Gabriele Liga, Eindoven University of Technology, Netherlands
David Millar, Infinera, USA
Sergejs Makovejs, Corning, USA
After a decade of intense research and animated discussions around new approaches to increase the spectral efficiency (SE) of single-mode optical fiber transmission systems, we now see a significant slow-down in achievable SE gains as improvements become harder and more costly to achieve. The question of improving system SE therefore appears to be beyond the scope of just modem improvements for the first time in many years. As a result, the balance between optical transmission power, SE gains, and investment cost needed to develop more advanced solutions are ever so harder to strike. Yet, no one knows with absolute certainty how much fiber capacity gain can be achieved in the coming years, and with what level of implementation complexity.

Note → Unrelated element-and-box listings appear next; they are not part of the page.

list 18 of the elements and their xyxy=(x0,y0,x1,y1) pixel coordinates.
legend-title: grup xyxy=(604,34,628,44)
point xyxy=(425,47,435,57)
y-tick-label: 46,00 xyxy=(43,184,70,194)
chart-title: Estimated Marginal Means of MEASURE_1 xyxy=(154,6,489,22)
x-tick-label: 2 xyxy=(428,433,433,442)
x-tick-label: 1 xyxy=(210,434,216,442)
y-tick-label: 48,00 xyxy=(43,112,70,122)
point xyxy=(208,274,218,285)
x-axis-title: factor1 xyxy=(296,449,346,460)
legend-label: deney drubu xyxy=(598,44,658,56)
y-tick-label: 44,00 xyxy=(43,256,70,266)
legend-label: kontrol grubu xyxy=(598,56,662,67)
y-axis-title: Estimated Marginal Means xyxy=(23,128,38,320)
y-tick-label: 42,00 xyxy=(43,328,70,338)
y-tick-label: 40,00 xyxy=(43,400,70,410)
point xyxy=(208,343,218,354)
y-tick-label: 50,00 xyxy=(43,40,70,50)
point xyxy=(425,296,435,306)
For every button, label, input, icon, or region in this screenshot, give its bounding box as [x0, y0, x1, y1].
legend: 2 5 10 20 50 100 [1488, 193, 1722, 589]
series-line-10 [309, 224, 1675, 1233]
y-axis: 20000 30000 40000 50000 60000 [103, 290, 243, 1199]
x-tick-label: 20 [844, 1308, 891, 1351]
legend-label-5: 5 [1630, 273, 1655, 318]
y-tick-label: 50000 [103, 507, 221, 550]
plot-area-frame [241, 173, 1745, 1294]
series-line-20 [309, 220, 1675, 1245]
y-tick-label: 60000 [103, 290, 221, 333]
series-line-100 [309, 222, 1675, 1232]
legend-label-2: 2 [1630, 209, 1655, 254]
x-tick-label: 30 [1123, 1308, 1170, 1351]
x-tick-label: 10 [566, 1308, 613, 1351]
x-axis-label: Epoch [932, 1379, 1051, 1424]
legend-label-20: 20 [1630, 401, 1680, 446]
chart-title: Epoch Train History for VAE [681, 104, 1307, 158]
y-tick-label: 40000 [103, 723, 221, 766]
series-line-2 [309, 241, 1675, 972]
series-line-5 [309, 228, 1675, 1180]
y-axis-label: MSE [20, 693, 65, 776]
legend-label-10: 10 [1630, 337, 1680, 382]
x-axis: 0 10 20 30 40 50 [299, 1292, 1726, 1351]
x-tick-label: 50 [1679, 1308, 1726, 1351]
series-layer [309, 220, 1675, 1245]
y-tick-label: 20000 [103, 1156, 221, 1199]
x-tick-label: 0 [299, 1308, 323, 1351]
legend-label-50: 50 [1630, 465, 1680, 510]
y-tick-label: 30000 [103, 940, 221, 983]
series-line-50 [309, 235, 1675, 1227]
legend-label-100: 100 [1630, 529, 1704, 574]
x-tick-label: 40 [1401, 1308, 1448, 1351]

This workshop will address a fundamental question: is still worth trying to squeeze more SE out of optical fiber transmission systems? And if not, what are the most attractive alternative options to keep up with the current network capacity demand? These questions will lead us to other questions which will be addressed in this workshop, such as:
- Increasing number of spatial paths (more fibers per cables, new fiber designs etc.) is a promising pathway, but is it the only way forward?
- Is it worth trying to realize the remaining SE gains, and which tools should we use? Are ultra-wide bandwidth solutions also valid contenders?
- What is the practical limit on bit-rate per wavelength (1.6Tb/s, 3.2Tb/s, etc)? Are there any options to overcome this limit?
- Pluggable transceivers have somewhat reduced performance with significantly reduced power and size. Will they enable the next wave of capacity growth throughout the network?
- How much network capacity growth do we need in different parts of the networks (today and in future)? Should we think about network capacity vs. p-t-p route capacity?